Two types of Beneficial Owners need to be included in your Beneficial Ownership Information Registry (BOI) filing.
There’s the “direct owner,” who exercises substantial control over the company or owns/controls at least 25% of its operations. And then there’s the “indirect owner,” who has less than 25% ownership. As every business is different, you may have to do a bit of detective work to figure out who needs to be named in your filing.

Owners (direct or indirect) with substantial control typically include:

  • Senior officers (President, CEO, COO, CFO, General Counsel or similar officer).
  • Any individual(s) with the authority to appoint or remove senior officers or a majority of directors of the reporting company.
  • Any individual who has important decision-making authority over the business, finances, or the entity’s structure.
  • Individuals who have any other form of substantial control over the reporting company (meant to be a catch-all for unique situations).

The board of directors and managers of an LLC are not explicitly mentioned, but you may want to include them anyway, just to be safe.
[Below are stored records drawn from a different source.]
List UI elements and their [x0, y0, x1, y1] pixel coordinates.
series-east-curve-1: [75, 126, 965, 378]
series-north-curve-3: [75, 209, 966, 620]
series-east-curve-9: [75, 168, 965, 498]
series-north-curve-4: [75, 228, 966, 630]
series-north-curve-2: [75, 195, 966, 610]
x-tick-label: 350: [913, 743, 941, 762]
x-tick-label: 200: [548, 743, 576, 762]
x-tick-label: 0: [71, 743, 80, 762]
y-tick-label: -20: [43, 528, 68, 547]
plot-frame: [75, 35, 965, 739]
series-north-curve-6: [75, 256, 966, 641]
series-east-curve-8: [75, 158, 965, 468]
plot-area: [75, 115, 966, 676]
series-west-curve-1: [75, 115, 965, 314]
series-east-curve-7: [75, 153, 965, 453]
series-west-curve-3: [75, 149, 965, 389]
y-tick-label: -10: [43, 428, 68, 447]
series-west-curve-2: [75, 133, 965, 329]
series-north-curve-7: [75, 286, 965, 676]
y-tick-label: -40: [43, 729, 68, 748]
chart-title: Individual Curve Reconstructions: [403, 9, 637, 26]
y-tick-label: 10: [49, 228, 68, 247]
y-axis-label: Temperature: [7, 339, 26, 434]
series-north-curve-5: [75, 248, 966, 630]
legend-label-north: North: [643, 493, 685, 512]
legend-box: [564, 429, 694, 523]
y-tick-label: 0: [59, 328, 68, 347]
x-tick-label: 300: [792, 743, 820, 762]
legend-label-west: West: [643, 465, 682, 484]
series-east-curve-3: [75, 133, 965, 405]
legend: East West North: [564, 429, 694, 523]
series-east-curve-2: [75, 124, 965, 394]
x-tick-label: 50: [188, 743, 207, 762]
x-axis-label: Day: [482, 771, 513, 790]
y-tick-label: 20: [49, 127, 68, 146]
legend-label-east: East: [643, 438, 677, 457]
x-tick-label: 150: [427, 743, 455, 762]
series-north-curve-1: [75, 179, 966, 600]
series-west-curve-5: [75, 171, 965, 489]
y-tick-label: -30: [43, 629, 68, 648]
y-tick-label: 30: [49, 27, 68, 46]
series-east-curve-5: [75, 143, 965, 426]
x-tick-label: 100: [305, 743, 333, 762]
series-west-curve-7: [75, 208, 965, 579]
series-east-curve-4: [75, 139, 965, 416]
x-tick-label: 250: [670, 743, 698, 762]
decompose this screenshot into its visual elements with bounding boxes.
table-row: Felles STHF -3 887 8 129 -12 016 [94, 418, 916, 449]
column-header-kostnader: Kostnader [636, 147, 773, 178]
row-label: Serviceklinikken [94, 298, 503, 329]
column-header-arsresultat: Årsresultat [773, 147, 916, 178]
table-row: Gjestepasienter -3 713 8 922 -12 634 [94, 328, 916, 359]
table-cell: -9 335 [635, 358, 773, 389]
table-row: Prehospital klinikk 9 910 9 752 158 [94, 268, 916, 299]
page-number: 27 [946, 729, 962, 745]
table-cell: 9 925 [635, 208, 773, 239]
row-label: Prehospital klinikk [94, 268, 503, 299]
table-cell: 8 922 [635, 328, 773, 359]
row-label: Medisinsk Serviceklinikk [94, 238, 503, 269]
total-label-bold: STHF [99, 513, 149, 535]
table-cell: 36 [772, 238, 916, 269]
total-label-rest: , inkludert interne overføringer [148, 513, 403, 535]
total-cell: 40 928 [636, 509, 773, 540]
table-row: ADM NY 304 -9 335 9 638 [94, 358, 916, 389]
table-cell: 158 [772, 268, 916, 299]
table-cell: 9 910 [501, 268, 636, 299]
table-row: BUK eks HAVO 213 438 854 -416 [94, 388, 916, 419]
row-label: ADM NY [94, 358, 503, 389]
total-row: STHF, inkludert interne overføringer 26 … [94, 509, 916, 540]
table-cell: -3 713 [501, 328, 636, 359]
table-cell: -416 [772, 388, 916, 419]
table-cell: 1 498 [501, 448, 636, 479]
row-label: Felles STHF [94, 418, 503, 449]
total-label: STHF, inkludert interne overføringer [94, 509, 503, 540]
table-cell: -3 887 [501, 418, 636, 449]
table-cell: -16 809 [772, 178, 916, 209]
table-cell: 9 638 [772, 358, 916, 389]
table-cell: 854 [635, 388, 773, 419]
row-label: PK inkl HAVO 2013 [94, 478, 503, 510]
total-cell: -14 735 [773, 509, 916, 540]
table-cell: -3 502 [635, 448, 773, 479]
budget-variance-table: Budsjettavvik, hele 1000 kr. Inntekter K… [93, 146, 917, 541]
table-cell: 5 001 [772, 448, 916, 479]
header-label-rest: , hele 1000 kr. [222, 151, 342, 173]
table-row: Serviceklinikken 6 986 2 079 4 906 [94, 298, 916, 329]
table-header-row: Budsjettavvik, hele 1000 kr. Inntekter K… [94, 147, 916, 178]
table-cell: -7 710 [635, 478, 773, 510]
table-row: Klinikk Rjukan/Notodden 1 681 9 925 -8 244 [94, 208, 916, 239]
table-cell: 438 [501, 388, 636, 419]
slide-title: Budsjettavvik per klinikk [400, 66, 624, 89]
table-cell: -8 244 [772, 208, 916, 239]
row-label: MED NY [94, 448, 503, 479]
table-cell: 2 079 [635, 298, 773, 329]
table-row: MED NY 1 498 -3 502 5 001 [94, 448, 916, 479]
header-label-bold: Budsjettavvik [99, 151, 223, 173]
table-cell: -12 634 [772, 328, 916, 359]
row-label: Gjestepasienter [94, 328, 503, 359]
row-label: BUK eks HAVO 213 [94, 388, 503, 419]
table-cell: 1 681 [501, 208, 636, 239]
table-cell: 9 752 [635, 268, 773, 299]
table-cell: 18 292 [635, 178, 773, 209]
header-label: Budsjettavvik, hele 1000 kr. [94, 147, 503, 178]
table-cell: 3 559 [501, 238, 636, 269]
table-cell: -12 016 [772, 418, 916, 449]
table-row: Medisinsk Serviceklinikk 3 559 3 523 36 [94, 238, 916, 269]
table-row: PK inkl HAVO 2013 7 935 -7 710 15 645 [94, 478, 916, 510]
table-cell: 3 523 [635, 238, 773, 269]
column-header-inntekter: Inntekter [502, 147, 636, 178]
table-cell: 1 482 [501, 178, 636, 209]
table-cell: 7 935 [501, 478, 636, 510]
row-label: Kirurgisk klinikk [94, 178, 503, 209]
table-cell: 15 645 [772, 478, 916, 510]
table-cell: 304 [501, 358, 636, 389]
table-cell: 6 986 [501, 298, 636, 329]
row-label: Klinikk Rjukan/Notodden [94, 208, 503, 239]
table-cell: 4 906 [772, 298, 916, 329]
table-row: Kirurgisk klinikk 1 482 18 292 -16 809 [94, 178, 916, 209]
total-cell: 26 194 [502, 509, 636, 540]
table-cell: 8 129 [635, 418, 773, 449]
There is some good news in all this. Minor children, employees who are not senior officers, and those named in a will as a future business inheritor are not included in the filings.

Required Documentation

Here’s a breakdown of the company information you will need to have on hand to file:

  • The full legal name and all trade names or DBA (doing business as) names for the company.
  • Actual street address for the company’s principal place of business (not a P.O. Box or lawyer’s or adviser’s address).
  • The state or Tribal jurisdiction where the company was formed or first registered.
  • Your Taxpayer Identification Number (TIN) or Employer Identification Number (EIN).
  • An identity document from an issuing jurisdiction, such as filed Articles of Incorporation or Organization, including an image of that document.

For each Beneficial Owner of the company, either direct or indirect, you will also need each owner’s:

  • Full legal name (not just initials)
  • Date of birth
  • Home address (not P.O. Box or adviser/lawyer’s address)
  • Photocopy (PDF) of the individual’s U.S. passport or driver’s license

Here’s a guide to help you to clarify your own situation.

Family businesses affected

If you have a small family business, this registration requirement could include almost every member of your family who isn’t a minor, at least any that have a vested interest in the business, receive any profits or financial perks, or own real estate. Ownership can also include joint arrangements, such as trusts and informal partnerships.

Only one person needs to serve as the applicant, but they will need to be able to provide all the information listed above for each owner.

Need privacy?

If you worry about your privacy, you can apply for a FinCEN identifier, a unique code that identifies you without having to use all your own information each time you register a new business or update an existing one. The identifier website will walk you through the process.

The jury is still out

If this all seems daunting, it is, especially for small businesses with little to no administrative help. But as long as it’s in force, you don’t want to ignore this new report requirement. While there are already lawsuits contesting its legality, the courts could take years to decide the fate of the CTA. In the meantime, it’s wise to file to avoid civil penalties of up to $500 per day for intentionally failing to report.

Additional information can be found on the FinCEN website.